According to the New York Daily News, ESPN has suspended Max Kellerman from his ESPN radio and SportsNation duties until next Thursday because he spoke on-air about his experience with domestic abuse while discussing Ray Rice's own experience.
Much like with Stephen A. Smith, ESPN never says the word "suspension," but it's clearly the case.
ESPN would neither confirm nor deny Kellerman's suspension. In a statement issued Friday afternoon and ESPN spokesman said: "Max Kellerman will return to ESPN-LA Radio and 'SportsNation' on Thursday."
On Monday, nearly a week after Stephen A. was suspended, Kellerman was on the "Mason & Ireland" show—a lead-in to his own on ESPN-LA—and discussed battering his then-fiancée and now wife of 20 years. He told a story where they both got drunk, she slapped him, and he slapped her back. It was briefly available on a podcast, but was later pulled from the site.
On Friday, ESPN suspended Kellerman, but not because he admitted to hitting his partner.
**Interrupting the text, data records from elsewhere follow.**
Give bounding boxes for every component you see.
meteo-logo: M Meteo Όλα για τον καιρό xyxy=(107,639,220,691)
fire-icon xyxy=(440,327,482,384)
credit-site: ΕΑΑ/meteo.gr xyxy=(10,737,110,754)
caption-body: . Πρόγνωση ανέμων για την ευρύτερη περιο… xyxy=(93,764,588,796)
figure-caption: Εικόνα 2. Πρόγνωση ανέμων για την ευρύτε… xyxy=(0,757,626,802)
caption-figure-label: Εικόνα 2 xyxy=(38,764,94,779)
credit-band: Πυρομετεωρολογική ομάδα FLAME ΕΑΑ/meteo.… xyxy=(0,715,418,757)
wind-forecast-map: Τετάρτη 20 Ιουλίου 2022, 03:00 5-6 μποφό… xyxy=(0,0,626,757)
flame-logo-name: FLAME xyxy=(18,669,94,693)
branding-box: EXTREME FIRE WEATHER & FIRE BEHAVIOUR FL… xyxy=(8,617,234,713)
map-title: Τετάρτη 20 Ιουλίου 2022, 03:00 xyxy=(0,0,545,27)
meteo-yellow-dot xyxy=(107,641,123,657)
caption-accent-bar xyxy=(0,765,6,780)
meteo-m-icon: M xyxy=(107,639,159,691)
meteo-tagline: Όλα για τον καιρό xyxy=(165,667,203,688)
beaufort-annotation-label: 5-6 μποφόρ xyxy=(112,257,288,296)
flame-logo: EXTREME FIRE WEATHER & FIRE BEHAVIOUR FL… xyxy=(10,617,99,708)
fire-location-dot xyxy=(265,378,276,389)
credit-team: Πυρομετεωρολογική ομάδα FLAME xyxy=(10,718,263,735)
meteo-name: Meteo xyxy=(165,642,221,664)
He was suspended because ESPN higher-ups wanted to avoid this kind of discussion on the air, and specifically told on-air talent to tread carefully.
Industry sources said while the content of his story was disturbing, the suspension was all about Kellerman, who once worked for ESPN New York Radio, not adhering to ESPN brass' warning concerning the Rice topic being a highly sensitive one. "My understanding is that it was part of a larger conversation ESPN had with all its on-air people," a radio industry source said. "Kellerman obviously didn't pay attention."
While the topic became even more charged after Smith's remarks and suspension, ESPN personalities were warned to measure and consider their commentary as soon as Rice's two game suspension was handed down by commissioner Roger Goodell.
So Kellerman either ignored the directive altogether or measured and considered his story and decided it was OK to discuss. ESPN, then, is suspending him for insubordination and not necessarily because he said something offensive.
Of further note, that directive to "measure and consider their commentary" as soon as Goodell suspended Rice is curious. Was that specifically meant to address commentary on domestic violence, or did it also apply to commentary on the NFL's reaction to domestic violence?